Il reste optimiste : "La détermination des différentes associations
des handicapés à oeuvrer pour le développement socioéconomique des handicapés,
et la forte implication des autorités du Mali à aider les handicapés,
garantissent un avenir prometteur. Des handicapés sont directeurs, chefs
de départements, d'entreprise et autres. Des handicapés visuels au Mali
arrivent à faire le branchement de leur ordinateur et se connectent
à l'Internet pour rechercher et trouver tout ce dont ils ont besoin.

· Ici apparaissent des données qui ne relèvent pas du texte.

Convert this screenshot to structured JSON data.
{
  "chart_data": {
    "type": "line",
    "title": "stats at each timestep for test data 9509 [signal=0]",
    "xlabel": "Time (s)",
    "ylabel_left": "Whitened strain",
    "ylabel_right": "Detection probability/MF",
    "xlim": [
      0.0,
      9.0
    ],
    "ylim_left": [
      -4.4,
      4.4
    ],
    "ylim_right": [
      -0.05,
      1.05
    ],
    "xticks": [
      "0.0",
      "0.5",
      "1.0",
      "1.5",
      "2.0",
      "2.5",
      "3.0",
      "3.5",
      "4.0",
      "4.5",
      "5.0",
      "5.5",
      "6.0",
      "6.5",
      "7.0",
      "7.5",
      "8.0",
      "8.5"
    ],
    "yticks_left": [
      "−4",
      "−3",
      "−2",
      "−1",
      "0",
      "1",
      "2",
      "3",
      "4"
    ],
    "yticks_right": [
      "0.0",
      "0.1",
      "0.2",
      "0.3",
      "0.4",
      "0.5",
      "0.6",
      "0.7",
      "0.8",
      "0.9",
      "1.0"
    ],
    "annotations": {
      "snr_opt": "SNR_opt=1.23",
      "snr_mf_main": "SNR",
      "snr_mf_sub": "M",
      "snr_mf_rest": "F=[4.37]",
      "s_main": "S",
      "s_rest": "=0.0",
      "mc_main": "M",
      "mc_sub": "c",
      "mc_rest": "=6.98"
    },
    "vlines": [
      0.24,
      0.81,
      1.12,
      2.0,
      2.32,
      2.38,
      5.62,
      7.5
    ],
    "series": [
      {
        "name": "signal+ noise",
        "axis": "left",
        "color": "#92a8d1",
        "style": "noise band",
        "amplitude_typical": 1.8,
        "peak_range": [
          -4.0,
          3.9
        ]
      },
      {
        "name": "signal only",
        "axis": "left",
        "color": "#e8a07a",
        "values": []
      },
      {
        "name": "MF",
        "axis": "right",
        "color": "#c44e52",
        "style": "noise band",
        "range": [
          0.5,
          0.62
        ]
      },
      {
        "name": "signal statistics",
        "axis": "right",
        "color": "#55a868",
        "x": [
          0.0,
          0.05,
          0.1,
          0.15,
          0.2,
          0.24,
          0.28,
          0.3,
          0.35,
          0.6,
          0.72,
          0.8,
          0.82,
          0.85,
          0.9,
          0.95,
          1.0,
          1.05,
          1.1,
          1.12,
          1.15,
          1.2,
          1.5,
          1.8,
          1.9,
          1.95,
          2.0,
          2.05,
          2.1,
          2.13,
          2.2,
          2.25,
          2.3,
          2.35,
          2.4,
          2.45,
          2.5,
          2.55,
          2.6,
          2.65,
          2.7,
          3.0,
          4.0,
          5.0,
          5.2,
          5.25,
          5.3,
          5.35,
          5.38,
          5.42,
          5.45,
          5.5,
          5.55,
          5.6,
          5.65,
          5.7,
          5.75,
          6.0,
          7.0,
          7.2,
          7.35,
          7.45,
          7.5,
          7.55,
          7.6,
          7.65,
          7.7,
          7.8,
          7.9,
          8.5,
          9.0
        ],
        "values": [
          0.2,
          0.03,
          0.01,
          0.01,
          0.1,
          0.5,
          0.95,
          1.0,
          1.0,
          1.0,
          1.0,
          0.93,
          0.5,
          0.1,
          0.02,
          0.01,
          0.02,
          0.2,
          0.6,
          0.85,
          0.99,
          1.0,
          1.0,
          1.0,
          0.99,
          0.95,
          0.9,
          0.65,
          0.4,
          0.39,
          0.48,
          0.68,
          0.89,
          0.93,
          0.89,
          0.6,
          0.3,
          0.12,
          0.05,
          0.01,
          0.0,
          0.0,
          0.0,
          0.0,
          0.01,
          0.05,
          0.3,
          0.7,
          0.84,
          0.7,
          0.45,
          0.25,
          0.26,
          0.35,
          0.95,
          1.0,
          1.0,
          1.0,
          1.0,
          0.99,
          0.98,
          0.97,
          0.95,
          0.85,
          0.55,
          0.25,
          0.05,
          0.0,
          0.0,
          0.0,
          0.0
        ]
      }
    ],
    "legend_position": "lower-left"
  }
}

Le 17 mai dernier, Journée mondiale de la télécommunication dont le
thème était 'connecter les personnes handicapées', beaucoup de choses
ont été faites en faveur du développement socioéconomique des personnes
handicapées. Beaucoup de choses sont faites par les associations, les
autorités, les personnes de bonne volonté, et les personnes handicapées
elles-mêmes, pour le développement des handicapés. L'lNAM (ancien Institut
des Jeunes Aveugles), le Centre d'Appareillage et d'Orthopédie aident
beaucoup les personnes handicapées. Dieu merci, nous évoluons avec les
autres !"
Propos recueillis par Abdoulaye Coulibaly, septembre 2008.